Jumat, 27 Januari 2023 – 06:04 WIB
VIVA – Kabar mengejutkan datang dari junta militer Myanmar yang menjadi sorotan setelah produksi heroin melonjak. Tak hanya bercocok tanam, luas areal persawahan sehingga nilai jualnya mencapai jutaan ringgit.
Dalam laporan yang dikutip VIVA tentara dari TRT World, perdagangan heroin di Asia Timur, Asia Tenggara bahkan Australia, merupakan yang terbesar kedua setelah Afganistan.
Perebutan kekuasaan oleh Angkatan Bersenjata Myanmar (Tatmadaw) di bawah pimpinan Jenderal Min Aung Hlaing pada Februari 2021, dianggap sebagai awal dari penimbunan opium.
Di bawah junta, petani opium dan pengedar heroin mendapat untung besar. Ini bertentangan dengan kebijakan Aung San Kyi saat ini dan Partai Liga Demokratik Myanmar yang berkuasa.

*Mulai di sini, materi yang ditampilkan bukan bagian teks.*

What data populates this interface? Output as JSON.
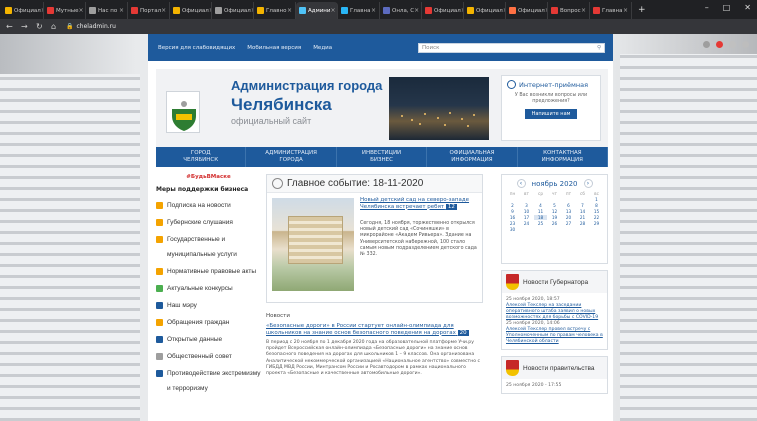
{
  "browser": {
    "tabs": [
      {
        "label": "Официал",
        "color": "#f4b400"
      },
      {
        "label": "Мутные",
        "color": "#e53935"
      },
      {
        "label": "Нас по",
        "color": "#9e9e9e"
      },
      {
        "label": "Портал",
        "color": "#e53935"
      },
      {
        "label": "Официал",
        "color": "#f4b400"
      },
      {
        "label": "Официал",
        "color": "#9e9e9e"
      },
      {
        "label": "Главно",
        "color": "#f4b400"
      },
      {
        "label": "Админи",
        "color": "#4fc3f7"
      },
      {
        "label": "Главна",
        "color": "#29b6f6"
      },
      {
        "label": "Онла, С",
        "color": "#5c6bc0"
      },
      {
        "label": "Официал",
        "color": "#e53935"
      },
      {
        "label": "Официал",
        "color": "#f4b400"
      },
      {
        "label": "Официал",
        "color": "#ff7043"
      },
      {
        "label": "Вопрос",
        "color": "#e53935"
      },
      {
        "label": "Главна",
        "color": "#e53935"
      }
    ],
    "active_tab": 7,
    "url": "cheladmin.ru",
    "new_tab": "+",
    "minimize": "–",
    "maximize": "□",
    "close": "✕"
  },
  "topbar": {
    "link_impaired": "Версия для слабовидящих",
    "link_mobile": "Мобильная версия",
    "link_media": "Медиа",
    "search_placeholder": "Поиск"
  },
  "header": {
    "title_line1": "Администрация города",
    "title_line2": "Челябинска",
    "subtitle": "официальный сайт",
    "reception_title": "Интернет-приёмная",
    "reception_text": "У Вас возникли вопросы или предложения?",
    "reception_button": "Напишите нам"
  },
  "mainnav": [
    {
      "line1": "ГОРОД",
      "line2": "ЧЕЛЯБИНСК"
    },
    {
      "line1": "АДМИНИСТРАЦИЯ",
      "line2": "ГОРОДА"
    },
    {
      "line1": "ИНВЕСТИЦИИ",
      "line2": "БИЗНЕС"
    },
    {
      "line1": "ОФИЦИАЛЬНАЯ",
      "line2": "ИНФОРМАЦИЯ"
    },
    {
      "line1": "КОНТАКТНАЯ",
      "line2": "ИНФОРМАЦИЯ"
    }
  ],
  "sidebar": {
    "hashtag": "#БудьВМаске",
    "heading": "Меры поддержки бизнеса",
    "items": [
      {
        "label": "Подписка на новости",
        "color": "#f4a300"
      },
      {
        "label": "Губернские слушания",
        "color": "#f4a300"
      },
      {
        "label": "Государственные и муниципальные услуги",
        "color": "#f4a300"
      },
      {
        "label": "Нормативные правовые акты",
        "color": "#f4a300"
      },
      {
        "label": "Актуальные конкурсы",
        "color": "#4caf50"
      },
      {
        "label": "Наш мэру",
        "color": "#1e5a9c"
      },
      {
        "label": "Обращения граждан",
        "color": "#f4a300"
      },
      {
        "label": "Открытые данные",
        "color": "#1e5a9c"
      },
      {
        "label": "Общественный совет",
        "color": "#9e9e9e"
      },
      {
        "label": "Противодействие экстремизму и терроризму",
        "color": "#1e5a9c"
      }
    ]
  },
  "main_event": {
    "title": "Главное событие: 18-11-2020",
    "link": "Новый детский сад на северо-западе Челябинска встречает ребят",
    "count": "12",
    "text": "Сегодня, 18 ноября, торжественно открылся новый детский сад «Сочиняшки» в микрорайоне «Академ Ривьера». Здание на Университетской набережной, 100 стало самым новым подразделением детского сада № 332."
  },
  "news": {
    "label": "Новости",
    "link": "«Безопасные дороги» в России стартует онлайн-олимпиада для школьников на знание основ безопасного поведения на дорогах",
    "count": "20",
    "text": "В период с 20 ноября по 1 декабря 2020 года на образовательной платформе Учи.ру пройдет Всероссийская онлайн-олимпиада «Безопасные дороги» на знание основ безопасного поведения на дорогах для школьников 1 – 9 классов. Она организована Аналитической некоммерческой организацией «Национальное агентство» совместно с ГИБДД МВД России, Минтрансом России и Росавтодором в рамках национального проекта «Безопасные и качественные автомобильные дороги»."
  },
  "calendar": {
    "month": "ноябрь 2020",
    "prev": "‹",
    "next": "›",
    "weekdays": [
      "пн",
      "вт",
      "ср",
      "чт",
      "пт",
      "сб",
      "вс"
    ],
    "leading_blank": 6,
    "days": [
      "1",
      "2",
      "3",
      "4",
      "5",
      "6",
      "7",
      "8",
      "9",
      "10",
      "11",
      "12",
      "13",
      "14",
      "15",
      "16",
      "17",
      "18",
      "19",
      "20",
      "21",
      "22",
      "23",
      "24",
      "25",
      "26",
      "27",
      "28",
      "29",
      "30"
    ],
    "selected": "18"
  },
  "governor_news": {
    "title": "Новости Губернатора",
    "items": [
      {
        "date": "25 ноября 2020, 18:57",
        "text": "Алексей Текслер на заседании оперативного штаба заявил о новых возможностях для борьбы с COVID-19"
      },
      {
        "date": "25 ноября 2020, 14:06",
        "text": "Алексей Текслер провел встречу с Уполномоченным по правам человека в Челябинской области"
      }
    ]
  },
  "gov_news": {
    "title": "Новости правительства",
    "items": [
      {
        "date": "25 ноября 2020 - 17:55",
        "text": ""
      }
    ]
  }
}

VIVA Military: kudeta militer Myanmar Februari 2021
Penanaman opium di Myanmar yang dikuasai junta dilaporkan melonjak hingga 33 persen pada 2022. Dengan proporsi itu, nilai opium sebagai bahan dasar heroin mencapai US$2 miliar atau setara Rp29,9 triliun.
“Pertumbuhan ini terkait langsung dengan gejolak politik dan ekonomi di Myanmar sejak militer mengambil alih kekuasaan dalam kudeta hampir dua tahun lalu,” kata Jeremy Douglas, seorang pejabat di Kantor PBB untuk Narkoba dan Kejahatan.
Halaman selanjutnya
Douglas berpendapat faktor utama yang melatarbelakangi meningkatnya peredaran heroin asal Myanmar adalah faktor ekonomi dan keamanan. Penanam opium berada dalam kesulitan keuangan yang parah sehingga mereka kembali menanam tanaman ilegal.